Objective: The role of p38MAPK in ischemic preconditioning (IP) is still equivocal, insofar as the p38MAPK-inhibitor SB203580 abolished IP in rats, rabbits and dogs, but not in pigs. Blockade of p38MAPK prior to the sustained ischemia also generated contradictory findings, insofar as p38MAPK acted as trigger in dogs but as mediator in rats. We have now tested whether the two structurally unrelated p38MAPK-inhibitors, BIX-645 and SB203580, abolished infarct size (IS) reduction by IP in pigs and whether their effects depended on the time of administration.
Methods: Sixty-five enflurane-anesthetized pigs underwent 90 min low-flow ischemia and 120 min reperfusion without or with one preceding cycle of 10 min preconditioning ischemia and 15 min reperfusion. Pigs received BIX-645 (1 mg/kg, i.v.) or SB203580 (10 microM, i.c.) prior to either IP or the sustained ischemia.

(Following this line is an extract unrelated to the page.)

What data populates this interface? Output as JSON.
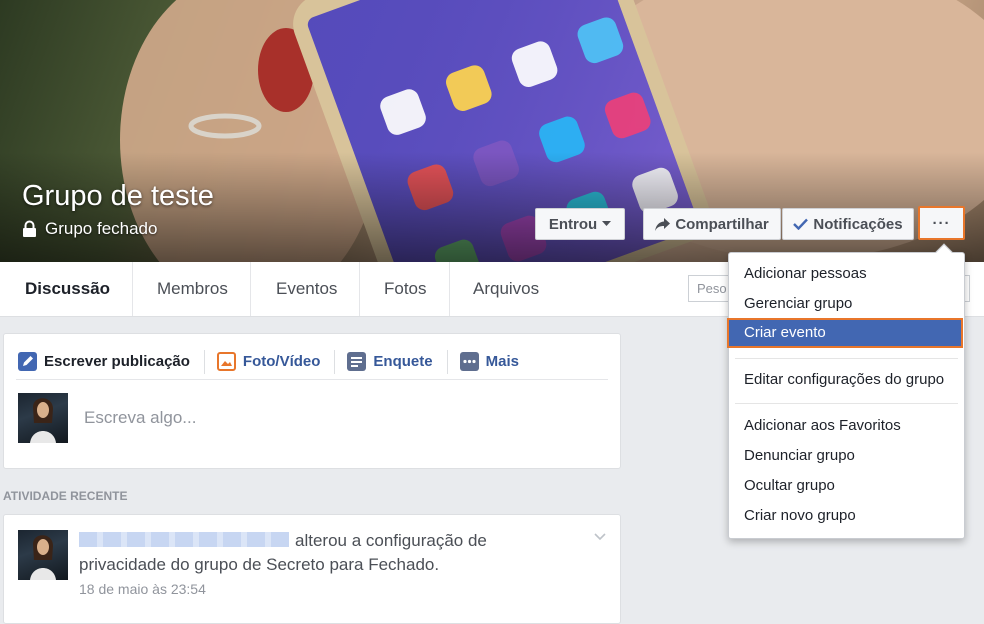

Results: IS (% TTC-staining) was reduced by IP [4.8+/-3.1(S.E.M.), P<0.05] compared to placebo (25.8+/-5.5). BIX-645 or SB203580 per se had no effect on IS (23.5+/-5.2 and 21.8+/-4.4, respectively). IS reduction by IP was abolished by BIX-645 (26.2+/-6.4 or 25.5+/-4.7) and SB203580 (19.9+/-4.3 or 16.7+/-4.7), given either prior to IP or the sustained ischemia, respectively. The supernatant of homogenized myocardial biopsies taken during the sustained ischemia from preconditioned pigs receiving either BIX-645 or SB203580 inhibited the anisomycin-stimulated ATF-2 phosphorylation in cultured Rat1 fibroblasts. This in vitro inhibition of ATF-2 phosphorylation correlated to the actual IS.
Conclusion: The attenuation of the IS-reducing effect of IP depends on the effectiveness of blockade of p38MAPK activity. p38MAPK is a mediator of IP in pigs.